SAN FRANCISCO -- Before leaving the mound Monday night, Matt Cain gave Matt Holliday something to remember him by.
He drilled him with a fastball.
If that pitch left a bruise, the rest of what Cain did in Game 7 is going to leave a more permanent mark.
Adding to his growing legend, he pitched the Giants into the World Series with 52/3 shutout innings. He also delivered two hits -- one at the plate, one from the mound -- to pave the way for a 9-0 victory over the St. Louis Cardinals at AT&T Park.
"He found a way to get it done," manager Bruce Bochy said.
Cain became just the fourth pitcher to win an All-Star Game and a Game 7 in the same season. The others are Roger Clemens, Sandy Koufax and Paul Derringer.
And what was Cain feeling as he walked off the mound? Jubilation? Pride?
"I was mad," he said evenly. "I didn't want to come out."
Bochy reasoned otherwise, figuring that Cain (102 pitches) had carried his fair share of the load. Beyond his work on the mound, he also delivered a run-scoring single in the second inning.
That single followed RBI hits from Barry Zito (in Game 5) and Ryan Vogelsong (in Game 6).
The only other team to have pitchers drive in a run in three consecutive postseason games is the 1970 Baltimore Orioles (Mike Cuellar, Dave McNally and Jim Palmer), who did it against the Minnesota Twins in the American League Championship Series.

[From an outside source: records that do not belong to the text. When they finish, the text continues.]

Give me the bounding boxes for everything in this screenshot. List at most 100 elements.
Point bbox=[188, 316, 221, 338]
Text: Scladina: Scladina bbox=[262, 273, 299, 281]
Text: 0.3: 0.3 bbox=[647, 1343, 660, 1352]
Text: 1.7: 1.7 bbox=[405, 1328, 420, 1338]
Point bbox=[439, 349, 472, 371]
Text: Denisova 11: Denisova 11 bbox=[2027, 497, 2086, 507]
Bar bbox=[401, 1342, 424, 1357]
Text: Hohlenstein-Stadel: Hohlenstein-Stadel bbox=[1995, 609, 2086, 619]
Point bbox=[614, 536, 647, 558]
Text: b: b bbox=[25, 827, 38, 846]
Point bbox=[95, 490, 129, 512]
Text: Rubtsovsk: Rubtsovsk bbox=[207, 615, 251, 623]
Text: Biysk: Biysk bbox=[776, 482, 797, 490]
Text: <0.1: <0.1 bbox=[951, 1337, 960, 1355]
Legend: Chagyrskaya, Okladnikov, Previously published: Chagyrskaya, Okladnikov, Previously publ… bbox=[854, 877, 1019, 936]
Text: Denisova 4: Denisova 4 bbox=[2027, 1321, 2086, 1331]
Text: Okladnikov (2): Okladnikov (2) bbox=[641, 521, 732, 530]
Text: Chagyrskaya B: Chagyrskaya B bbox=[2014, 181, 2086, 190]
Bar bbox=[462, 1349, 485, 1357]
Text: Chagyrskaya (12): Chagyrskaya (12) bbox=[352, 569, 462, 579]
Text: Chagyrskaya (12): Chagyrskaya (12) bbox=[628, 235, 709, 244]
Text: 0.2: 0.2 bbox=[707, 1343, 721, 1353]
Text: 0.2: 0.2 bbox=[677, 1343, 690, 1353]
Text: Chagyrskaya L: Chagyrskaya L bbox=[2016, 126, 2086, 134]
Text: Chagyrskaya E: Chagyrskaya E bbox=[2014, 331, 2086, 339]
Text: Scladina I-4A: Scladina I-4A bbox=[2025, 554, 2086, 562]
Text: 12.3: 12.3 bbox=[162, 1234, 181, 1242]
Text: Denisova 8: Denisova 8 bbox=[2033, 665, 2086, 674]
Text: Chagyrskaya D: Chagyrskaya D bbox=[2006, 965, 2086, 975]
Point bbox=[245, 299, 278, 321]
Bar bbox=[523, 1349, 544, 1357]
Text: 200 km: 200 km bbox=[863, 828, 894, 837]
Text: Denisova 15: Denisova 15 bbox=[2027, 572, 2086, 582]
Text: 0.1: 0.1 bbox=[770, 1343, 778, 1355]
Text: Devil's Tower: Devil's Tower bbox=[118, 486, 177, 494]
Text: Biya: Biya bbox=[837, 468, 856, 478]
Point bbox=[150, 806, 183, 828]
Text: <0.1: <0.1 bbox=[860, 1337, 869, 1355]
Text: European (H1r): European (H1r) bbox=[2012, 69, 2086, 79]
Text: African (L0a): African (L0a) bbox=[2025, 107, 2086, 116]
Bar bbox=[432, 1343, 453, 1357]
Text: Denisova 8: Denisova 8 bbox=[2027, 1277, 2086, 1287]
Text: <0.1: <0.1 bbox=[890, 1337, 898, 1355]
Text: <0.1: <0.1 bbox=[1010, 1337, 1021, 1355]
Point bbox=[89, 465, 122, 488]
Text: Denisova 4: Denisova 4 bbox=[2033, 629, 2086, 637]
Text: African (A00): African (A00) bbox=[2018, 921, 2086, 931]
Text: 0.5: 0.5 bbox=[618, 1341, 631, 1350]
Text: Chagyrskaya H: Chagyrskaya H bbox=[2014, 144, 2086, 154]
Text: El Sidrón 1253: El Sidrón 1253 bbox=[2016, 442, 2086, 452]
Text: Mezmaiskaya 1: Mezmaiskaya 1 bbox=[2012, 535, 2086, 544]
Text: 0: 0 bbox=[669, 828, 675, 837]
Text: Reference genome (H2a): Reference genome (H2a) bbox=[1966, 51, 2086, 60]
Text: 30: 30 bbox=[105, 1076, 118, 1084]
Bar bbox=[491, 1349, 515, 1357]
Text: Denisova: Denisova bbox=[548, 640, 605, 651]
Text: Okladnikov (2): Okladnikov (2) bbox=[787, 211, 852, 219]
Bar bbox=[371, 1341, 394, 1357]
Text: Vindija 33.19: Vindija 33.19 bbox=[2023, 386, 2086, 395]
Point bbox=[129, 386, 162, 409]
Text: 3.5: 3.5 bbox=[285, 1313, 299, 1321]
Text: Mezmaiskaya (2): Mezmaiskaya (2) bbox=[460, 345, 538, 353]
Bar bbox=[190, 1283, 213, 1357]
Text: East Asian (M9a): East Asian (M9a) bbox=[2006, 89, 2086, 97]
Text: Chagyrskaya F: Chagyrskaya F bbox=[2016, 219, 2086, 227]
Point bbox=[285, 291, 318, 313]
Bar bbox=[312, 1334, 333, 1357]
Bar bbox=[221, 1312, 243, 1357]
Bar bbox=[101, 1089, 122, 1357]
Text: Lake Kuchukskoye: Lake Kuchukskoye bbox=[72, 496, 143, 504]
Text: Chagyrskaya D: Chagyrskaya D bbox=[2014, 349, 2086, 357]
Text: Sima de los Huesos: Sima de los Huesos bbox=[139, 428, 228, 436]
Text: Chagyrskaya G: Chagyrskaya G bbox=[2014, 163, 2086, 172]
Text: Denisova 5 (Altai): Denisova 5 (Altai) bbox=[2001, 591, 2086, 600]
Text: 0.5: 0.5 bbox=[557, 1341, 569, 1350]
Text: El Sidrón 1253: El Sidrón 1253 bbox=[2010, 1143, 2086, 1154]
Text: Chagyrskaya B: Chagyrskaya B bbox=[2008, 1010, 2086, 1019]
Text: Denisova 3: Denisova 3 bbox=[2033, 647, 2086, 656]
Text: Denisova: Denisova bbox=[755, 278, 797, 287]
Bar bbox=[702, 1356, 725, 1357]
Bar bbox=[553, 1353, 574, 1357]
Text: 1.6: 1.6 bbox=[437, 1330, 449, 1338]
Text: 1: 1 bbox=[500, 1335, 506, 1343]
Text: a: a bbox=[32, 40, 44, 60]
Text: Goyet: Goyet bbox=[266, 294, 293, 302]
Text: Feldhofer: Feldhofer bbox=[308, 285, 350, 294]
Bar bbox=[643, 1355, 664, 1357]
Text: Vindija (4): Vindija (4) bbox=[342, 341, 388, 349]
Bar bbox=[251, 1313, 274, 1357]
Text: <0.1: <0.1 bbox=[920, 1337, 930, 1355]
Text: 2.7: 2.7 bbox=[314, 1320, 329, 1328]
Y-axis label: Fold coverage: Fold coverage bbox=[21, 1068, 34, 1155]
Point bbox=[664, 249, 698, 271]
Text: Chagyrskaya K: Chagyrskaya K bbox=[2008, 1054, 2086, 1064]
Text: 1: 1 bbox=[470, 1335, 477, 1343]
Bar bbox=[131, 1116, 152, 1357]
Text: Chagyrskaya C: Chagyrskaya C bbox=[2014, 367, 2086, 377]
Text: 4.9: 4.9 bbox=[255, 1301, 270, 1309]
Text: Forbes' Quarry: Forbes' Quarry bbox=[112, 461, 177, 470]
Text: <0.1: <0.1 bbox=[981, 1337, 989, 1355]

Cain said he wasn't trying
"We put ourselves into a pretty nasty situation," he said. "And when you get yourself in a nasty situation, there's only one way out."
More memorable than the hit, however, was the hit by pitch. He nailed Holliday in the left shoulder leading off the sixth. Because the Giants led comfortably at 7-0, it looked suspiciously like retribution for Holliday's hard, late slide into Marco Scutaro earlier in the series.
Did Cain have Scutaro's back?
"I think our whole team had his back," Cain replied.
Holliday showed little reaction upon being hit, trotting to first base, and offered nothing after the game. "I don't want to talk about it," he said.
It's possible that pitch represented the best command Cain had all night. His final line looked like ace stuff, but not his style. He left pitches up in the strike zone, especially early in the game, and missed his spots throughout.
"I won't say I was concerned, but I agree," Bochy said. "It wasn't his best stuff, yet he got the win and he shut them down. It's what you have to do when you're out there."
Cain also won Game 5 of the Division Series against the Cincinnati Reds. He is the second pitcher in major league history to win multiple winner-take-all games in a single postseason. The other was Chris Carpenter, who did it for the Cardinals last season.
Including 2010, Cain has now allowed zero earned runs in four of his seven postseason starts.
It's also his second World Series. How do the celebrations compare?
"The champagne tastes just the same," he said.